IL caso della DOP

Guerra delle mozzarelle «La Campania ha torto»

Da Gioia del Colle le ragione del riconoscimento del marchio al latticino e la replica a chi sostiene possa confondersi con la mozzarela di bufala

ORIETTA LIMITONE

Sembrava quasi fatta e invece i problemi cominciano prima ancora di arrivare in Commissione europea. L’associazione pugliese «Treccia della Murgia», dopo anni di lavoro e concertazione con i diversi attori della filiera, chiede al Ministero delle politiche agricole alimentari e forestali la denominazione di origine protetta per la «Mozzarella di Gioia del Colle» allegando un disciplinare che ne dà una precisa e dettagliata descrizione. La «Mozzarella di Gioia del Colle», si legge, è «un formaggio fresco a pasta filata, ottenuto da solo latte intero crudo di vacca, eventualmente termizzato o pastorizzato, ed è caratterizzato da una tecnologia di produzione basata sull’impiego di siero-innesto autoctono… si presenta con una superficie liscia o lievemente fibrosa, lucente, non viscida, né scagliata. L’aspetto esterno è di colore bianco, con eventuali sfumature stagionali di colore paglierino».
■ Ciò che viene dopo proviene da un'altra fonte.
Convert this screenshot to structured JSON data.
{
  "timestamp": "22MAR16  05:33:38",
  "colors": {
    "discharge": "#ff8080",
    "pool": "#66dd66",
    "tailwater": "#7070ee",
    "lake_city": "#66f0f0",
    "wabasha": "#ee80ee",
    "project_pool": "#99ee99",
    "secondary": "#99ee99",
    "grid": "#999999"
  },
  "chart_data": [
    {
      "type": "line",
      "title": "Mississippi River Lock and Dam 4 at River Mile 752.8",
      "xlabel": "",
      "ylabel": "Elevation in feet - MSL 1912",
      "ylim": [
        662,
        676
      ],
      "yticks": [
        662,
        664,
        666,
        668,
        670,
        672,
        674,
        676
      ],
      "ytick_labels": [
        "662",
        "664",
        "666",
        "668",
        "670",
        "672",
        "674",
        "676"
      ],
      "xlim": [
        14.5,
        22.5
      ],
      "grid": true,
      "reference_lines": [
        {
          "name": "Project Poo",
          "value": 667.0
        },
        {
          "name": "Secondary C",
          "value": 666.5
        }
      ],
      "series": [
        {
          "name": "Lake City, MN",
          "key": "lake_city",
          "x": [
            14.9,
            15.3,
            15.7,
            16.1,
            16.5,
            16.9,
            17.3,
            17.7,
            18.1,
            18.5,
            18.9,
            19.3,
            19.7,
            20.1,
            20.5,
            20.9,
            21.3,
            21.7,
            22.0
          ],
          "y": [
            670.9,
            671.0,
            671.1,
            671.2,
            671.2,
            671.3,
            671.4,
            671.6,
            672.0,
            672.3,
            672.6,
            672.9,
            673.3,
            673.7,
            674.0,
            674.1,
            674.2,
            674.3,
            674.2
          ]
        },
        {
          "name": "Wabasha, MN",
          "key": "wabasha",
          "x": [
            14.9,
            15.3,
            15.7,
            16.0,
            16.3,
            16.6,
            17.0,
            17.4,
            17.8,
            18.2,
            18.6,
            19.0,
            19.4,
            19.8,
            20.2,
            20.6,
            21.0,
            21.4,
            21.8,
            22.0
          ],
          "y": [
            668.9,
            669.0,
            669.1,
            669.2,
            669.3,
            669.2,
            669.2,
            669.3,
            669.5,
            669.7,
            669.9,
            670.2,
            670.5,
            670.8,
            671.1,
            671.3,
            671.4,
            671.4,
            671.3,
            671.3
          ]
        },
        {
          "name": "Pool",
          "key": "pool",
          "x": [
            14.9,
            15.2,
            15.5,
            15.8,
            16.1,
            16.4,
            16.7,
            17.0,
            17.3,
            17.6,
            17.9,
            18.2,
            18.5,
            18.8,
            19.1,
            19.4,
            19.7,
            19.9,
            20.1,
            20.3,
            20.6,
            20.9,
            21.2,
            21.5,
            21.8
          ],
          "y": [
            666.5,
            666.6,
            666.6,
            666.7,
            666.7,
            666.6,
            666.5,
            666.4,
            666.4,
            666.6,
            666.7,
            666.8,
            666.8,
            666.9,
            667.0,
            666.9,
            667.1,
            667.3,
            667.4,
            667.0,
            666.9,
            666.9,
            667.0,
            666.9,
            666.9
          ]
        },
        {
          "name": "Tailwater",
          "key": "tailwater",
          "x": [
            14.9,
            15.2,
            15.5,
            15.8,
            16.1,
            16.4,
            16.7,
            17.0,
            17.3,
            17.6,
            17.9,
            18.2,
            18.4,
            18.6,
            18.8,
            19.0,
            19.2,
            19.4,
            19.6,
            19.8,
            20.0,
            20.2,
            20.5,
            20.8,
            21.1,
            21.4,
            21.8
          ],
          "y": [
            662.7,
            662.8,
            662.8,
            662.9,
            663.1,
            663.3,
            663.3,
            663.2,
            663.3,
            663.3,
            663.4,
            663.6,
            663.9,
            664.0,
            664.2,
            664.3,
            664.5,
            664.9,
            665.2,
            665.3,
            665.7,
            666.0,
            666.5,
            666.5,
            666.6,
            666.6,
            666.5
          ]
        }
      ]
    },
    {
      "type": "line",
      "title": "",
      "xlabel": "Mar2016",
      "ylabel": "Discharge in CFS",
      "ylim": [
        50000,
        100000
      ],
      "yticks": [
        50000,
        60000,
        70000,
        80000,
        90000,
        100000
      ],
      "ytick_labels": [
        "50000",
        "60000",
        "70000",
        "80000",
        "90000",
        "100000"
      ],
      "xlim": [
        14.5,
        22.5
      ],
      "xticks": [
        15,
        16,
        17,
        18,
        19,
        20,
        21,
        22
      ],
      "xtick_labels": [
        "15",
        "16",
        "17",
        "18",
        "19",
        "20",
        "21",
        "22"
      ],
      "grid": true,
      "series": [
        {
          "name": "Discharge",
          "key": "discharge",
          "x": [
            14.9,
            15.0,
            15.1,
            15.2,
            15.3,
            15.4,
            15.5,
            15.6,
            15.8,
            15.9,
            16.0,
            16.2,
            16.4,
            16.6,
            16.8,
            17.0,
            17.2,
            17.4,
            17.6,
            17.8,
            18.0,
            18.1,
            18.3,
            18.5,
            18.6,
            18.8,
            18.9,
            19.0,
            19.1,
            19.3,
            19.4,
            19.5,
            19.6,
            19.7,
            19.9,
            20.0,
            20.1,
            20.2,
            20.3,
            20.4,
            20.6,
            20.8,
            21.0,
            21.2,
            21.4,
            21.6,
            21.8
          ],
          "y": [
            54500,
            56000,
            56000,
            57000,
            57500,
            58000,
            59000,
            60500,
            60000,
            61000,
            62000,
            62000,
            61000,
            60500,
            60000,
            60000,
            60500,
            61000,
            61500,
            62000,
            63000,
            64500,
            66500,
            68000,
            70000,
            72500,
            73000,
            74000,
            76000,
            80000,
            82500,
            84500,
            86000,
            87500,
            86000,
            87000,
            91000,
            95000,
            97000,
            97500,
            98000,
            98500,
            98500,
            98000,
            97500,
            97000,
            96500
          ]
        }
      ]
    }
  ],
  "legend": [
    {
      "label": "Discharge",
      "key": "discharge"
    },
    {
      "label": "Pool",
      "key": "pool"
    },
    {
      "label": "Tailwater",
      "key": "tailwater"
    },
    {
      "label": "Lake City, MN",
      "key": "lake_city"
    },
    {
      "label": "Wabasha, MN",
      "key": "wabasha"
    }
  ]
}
Il 28 agosto la Gazzetta Ufficiale pubblica la «proposta di riconoscimento della DOP» alla quale, acquisito il parere della Regione Puglia, il ministero dà parere favorevole. E scoppia la polemica. A muovere severe critiche sono i campani che temono si confonda la mozzarella di bufala, eccellenza del loro territorio e già marchiata DOP, con il prodotto che si candida ad avere la propria denominazione di origine protetta con un nome che non precisa la tipologia di latte utilizzato nella produzione, il vaccino, essenziale elemento distintivo che eviterebbe ogni sovrapposizione. La procedura di autorizzazione, che si conclude con l’approvazione della Commissione Europea, prevede «eventuali opposizioni, adeguatamente motivate» da far pervenire al Ministero entro e non oltre trenta giorni dalla pubblicazione nella Gazzetta Ufficiale della proposta soltanto da coloro che hanno un interesse legittimo, risiedono in Italia e sono capaci di dimostrare, tra l’altro, che «la registrazione del nome proposto danneggia l’esistenza di un nome omonimo o parzialmente omonimo».

Il lungo cammino intrapreso dall’associazione, assistita dal Gruppo Azione Locale «Trulli e Barsento», farebbe sì che non solo i trasformatori di Gioia del Colle, alla quale si è riconosciuto il merito di aver fatto nascere il prodotto e di averlo fatto conoscere in tutto il mondo, ma anche quelli di altri comuni del barese (Acquaviva, Alberobello, Altamura, Casamassima, Cassano, Castellana Grotte, Conversano, Gravina, Locorotondo, Monopoli, Noci, Putignano, Sammichele, Santeramo, Turi) e del tarantino (Castellaneta, Crispiano, Laterza, Martina Franca, Massafra, Mottola) possano aderire al Consorzio.
Cosa succederà adesso? «Quella dei campani mi pare una posizione assolutamente infondata – osserva l’onorevole Enzo Lavarra –. Per definizione il riconoscimento di una DOP si fonda sull’unicità della materia prima e della tecnica produttiva, e non v’è dubbio che la mozzarella di Gioia del Colle sia unica per la materia prima (il latte vaccino), per la tecnica produttiva (a siero-innesto), e per la documentata storia commerciale. Quanto agli argomenti della protesta campana, siamo in attesa di un’eventuale procedura di opposizione. Il loro è un annuncio, per questo bisogna replicare prima con l’argomento di sostanza. A me non risulta che ci sia una procedura formale di opposizione. Se la avanzeranno, vedremo gli argomenti addotti e questi saranno valutati dall’ufficio ministeriale che ha fatto l’audizione pubblica generale senza registrare, peraltro, alcuna contestazione. Comunque sia, l’eventuale procedura di opposizione sarà valutata nel merito dall’Ufficio ministeriale e dalla Regione Puglia».